Après avoir reçu le prix de 20 000 euros et s’être engagée à concevoir une médaille pour l’institution, l’artiste a organisé cette exposition dans laquelle elle résume son évolution professionnelle. Le jury du prix a souligné l’apport de sa vision libre en tant qu’une des figures de proue de l’art de la performance en Espagne.
Inspiré par le minimalisme, l’ art conceptuel et des créateurs tels que John Cage et Marcel Duchamp, le travail d’Esther Ferrer remet en question l’objet artistique et se concentre sur le corps, la matérialité éphémère et les limites du langage.
La répétition, encore et encore

L’exposition Esther Ferrer. Fold and Process rassemble l’univers créé par l’artiste, où la répétition est toujours présente. La commissaire de l’exposition, Beatriz Martínez Hijazo, l’explique ainsi sur le site officiel: « Les itérations et les variations qui forment l’épine dorsale de son œuvre sont particulièrement visibles dans des pièces telles que Autorretrato en el tiempo, Poema de los números primos, Pi et El libro del sexo » (Autoportrait dans le temps, Poème des nombres premiers, Pi et Le livre du sexe).
Les visiteurs de l’exposition retrouveront cette tendance de l’artiste à la sérialité et à la réitération. En outre, les plis, la géométrie et les formes qui vont de l’intérieur vers l’extérieur, qui sont devenus une marque de fabrique personnelle de l’artiste, sont également très présents.

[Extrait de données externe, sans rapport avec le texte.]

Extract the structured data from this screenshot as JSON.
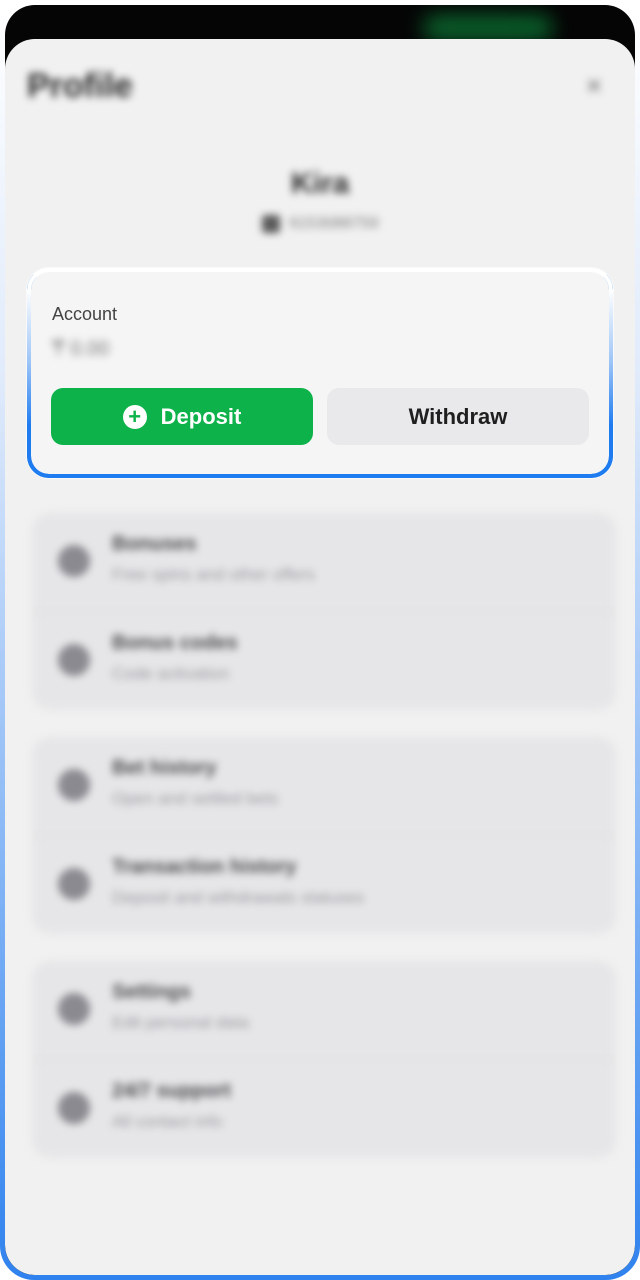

Le processus, aussi important que l’œuvre elle-même

Dans les salles de la Real Fábrica de Moneda y Timbre, on peut voir quelques-unes des principales œuvres d’ Esther Ferrer, mais aussi des maquettes, des modèles, des esquisses, des documents et même des projets qui n’ont jamais vu le jour.
L’exposition devient ainsi une répétition du multiple et rapproche la recherche créative de l’artiste du public. Pour elle, il ne s’agit pas seulement de montrer ses œuvres, mais de démontrer que « le processus est aussi important que l’œuvre« .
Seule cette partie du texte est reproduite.